We performed flow cytometric analyses to determine the number of apoptotic cells following the siRNA-mediated knockdown of WDR62 expression. There was a significantly greater number of apoptotic cells among the si-WDR62 transfectants than among the mock or siRNA-control transfectants (T24 cells: each P<0.0001; BOY cells: P<0.0001 and P=0.0147, respectively; Fig. 7D). In addition, a caspase-3/7 activity assay revealed that the fluorescence intensity was significantly increased in the si-WDR62 transfectants than in mock or siRNA-control transfectants (T24 cells: P=0.0095 and P=0.0017; BOY cells: P=0.0045 and P=0.0001, respectively; Fig. 7E). Moreover, the results of western blot analysis confirmed that cleaved caspase-3 and cleaved PARP expression increased in the si-WDR62 transfectants in comparison with the mock or siRNA-control transfectants (Fig. 9).

To investigate the cell cycle effects, we performed flow cytometric analyses using miR-223 or si-WDR62 transfectants. Cell cycle assays revealed no fixed tendency in either transfectant (data not shown).

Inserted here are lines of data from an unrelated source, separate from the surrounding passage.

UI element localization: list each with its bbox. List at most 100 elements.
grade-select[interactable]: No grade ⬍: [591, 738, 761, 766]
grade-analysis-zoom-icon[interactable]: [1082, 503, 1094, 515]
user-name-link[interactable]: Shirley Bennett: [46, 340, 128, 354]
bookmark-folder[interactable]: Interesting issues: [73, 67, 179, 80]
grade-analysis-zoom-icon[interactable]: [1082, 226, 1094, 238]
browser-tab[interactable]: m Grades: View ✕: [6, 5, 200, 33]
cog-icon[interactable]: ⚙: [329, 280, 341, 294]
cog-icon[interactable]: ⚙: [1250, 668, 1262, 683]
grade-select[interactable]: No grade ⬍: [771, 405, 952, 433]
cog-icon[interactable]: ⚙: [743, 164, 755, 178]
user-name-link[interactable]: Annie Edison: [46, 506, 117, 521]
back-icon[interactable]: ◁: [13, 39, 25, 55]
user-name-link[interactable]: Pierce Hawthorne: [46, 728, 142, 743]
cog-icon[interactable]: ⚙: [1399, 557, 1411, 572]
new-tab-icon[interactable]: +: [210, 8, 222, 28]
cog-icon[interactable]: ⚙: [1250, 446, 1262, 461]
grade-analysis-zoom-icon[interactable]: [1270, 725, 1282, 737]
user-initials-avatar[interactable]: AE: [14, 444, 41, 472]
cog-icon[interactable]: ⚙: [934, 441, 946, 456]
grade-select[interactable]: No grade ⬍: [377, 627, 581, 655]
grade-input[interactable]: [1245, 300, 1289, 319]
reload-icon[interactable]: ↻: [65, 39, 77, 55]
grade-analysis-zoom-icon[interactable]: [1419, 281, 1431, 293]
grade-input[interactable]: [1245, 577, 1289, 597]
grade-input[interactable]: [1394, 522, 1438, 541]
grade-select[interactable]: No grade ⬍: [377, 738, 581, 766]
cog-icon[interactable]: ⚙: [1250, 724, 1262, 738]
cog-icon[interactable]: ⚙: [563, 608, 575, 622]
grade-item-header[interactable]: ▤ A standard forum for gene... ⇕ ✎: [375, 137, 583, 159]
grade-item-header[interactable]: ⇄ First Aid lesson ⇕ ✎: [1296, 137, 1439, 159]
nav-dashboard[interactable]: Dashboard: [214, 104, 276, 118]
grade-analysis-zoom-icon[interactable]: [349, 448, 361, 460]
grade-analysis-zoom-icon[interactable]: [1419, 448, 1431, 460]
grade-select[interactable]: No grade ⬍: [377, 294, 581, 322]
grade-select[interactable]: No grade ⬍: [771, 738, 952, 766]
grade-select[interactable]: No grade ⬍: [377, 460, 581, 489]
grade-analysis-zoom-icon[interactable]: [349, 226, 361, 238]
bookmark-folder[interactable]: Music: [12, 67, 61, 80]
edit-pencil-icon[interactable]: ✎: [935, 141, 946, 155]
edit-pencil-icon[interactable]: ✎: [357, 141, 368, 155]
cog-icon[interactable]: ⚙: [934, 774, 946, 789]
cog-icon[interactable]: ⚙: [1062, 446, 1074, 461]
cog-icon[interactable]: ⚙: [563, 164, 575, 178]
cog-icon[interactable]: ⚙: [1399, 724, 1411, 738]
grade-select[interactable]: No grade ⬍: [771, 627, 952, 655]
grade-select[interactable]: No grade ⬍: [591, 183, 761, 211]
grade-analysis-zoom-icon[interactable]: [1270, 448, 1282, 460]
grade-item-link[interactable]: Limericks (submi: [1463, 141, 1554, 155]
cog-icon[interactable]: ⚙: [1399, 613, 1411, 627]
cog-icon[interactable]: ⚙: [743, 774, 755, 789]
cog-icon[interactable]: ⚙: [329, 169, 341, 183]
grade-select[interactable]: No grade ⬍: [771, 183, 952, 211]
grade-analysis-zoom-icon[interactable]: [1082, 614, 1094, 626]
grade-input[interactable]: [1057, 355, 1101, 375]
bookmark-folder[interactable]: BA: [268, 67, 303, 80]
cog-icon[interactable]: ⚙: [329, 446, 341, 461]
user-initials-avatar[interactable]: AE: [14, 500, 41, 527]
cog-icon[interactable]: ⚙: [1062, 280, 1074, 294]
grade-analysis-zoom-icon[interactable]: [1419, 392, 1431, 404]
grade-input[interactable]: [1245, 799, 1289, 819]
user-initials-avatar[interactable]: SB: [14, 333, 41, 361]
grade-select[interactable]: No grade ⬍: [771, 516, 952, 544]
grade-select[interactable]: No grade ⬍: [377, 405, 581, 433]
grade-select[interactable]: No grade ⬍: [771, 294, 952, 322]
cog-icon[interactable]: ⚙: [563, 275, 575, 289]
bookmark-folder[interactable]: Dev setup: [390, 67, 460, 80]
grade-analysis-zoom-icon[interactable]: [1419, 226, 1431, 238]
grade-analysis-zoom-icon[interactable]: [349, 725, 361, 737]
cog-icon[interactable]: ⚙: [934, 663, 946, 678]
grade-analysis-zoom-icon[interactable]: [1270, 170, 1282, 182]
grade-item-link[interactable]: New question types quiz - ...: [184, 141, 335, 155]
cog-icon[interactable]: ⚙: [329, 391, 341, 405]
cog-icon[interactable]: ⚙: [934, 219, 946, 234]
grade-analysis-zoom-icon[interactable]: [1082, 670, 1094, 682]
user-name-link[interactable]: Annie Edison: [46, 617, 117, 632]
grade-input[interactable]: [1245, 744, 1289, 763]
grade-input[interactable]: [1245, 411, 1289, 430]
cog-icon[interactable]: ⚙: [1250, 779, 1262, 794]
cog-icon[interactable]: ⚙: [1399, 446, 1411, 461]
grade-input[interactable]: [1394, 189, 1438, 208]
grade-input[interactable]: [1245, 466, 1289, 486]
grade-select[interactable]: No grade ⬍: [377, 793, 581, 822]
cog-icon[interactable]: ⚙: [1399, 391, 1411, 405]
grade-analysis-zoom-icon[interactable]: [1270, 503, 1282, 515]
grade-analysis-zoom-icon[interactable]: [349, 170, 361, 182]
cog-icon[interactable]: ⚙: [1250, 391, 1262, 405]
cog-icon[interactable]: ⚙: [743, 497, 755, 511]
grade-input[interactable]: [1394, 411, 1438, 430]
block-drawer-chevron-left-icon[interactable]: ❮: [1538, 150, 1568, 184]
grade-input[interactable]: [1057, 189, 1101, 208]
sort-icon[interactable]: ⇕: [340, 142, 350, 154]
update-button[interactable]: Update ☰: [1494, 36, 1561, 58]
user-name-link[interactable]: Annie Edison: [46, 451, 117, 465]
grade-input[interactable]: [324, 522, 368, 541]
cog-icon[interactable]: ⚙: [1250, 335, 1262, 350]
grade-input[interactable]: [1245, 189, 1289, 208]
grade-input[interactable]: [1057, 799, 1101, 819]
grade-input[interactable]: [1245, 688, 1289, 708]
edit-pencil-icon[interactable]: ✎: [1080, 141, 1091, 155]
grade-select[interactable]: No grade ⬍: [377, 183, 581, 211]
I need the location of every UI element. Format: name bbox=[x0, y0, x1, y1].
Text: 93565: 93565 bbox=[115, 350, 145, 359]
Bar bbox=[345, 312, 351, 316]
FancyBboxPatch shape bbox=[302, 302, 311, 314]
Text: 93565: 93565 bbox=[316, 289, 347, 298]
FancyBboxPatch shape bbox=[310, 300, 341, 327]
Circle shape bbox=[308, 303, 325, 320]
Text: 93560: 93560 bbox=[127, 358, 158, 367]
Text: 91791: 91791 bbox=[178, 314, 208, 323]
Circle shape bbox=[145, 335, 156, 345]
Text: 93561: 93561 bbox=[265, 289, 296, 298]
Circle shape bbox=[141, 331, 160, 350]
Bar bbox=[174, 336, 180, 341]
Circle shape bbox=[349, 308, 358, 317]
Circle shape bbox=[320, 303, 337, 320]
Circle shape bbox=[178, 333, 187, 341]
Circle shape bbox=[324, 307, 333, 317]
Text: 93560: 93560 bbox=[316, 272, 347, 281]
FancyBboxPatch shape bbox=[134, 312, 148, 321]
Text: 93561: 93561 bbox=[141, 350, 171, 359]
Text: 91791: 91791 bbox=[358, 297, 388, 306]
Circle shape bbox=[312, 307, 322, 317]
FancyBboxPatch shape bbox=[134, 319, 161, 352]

To confirm the roles of miR-223, we performed functional analyses using BC cells co-transfected with miR-223 and anti-miR-223. The results of RT-qPCR and western blot analyses revealed that co-transfection with anti-miR-223 and miR-223 recovered the WDR62 mRNA and protein expression levels that were suppressed by transfection miR-223 with alone (Fig. 10A and B, respectively). XTT assays revealed that cell viability was restored in the cells co-transfected with anti-miR-223 and miR-223 in comparison with that of the cells transfected with miR-223 alone (each P<0.0001; Fig. 10C). Wound healing and Matrigel invasion assays also demonstrated that the migratory and invasive activity was significantly restored in the cells co-transfected with anti-miR-223 and miR-223 in comparison with the cells transfected with miR-223 alone (each P<0.0001; Fig. 10D and E, respectively). These findings suggest that miR-223 suppresses cell viability, migration and invasion through WDR62 knockdown in BC.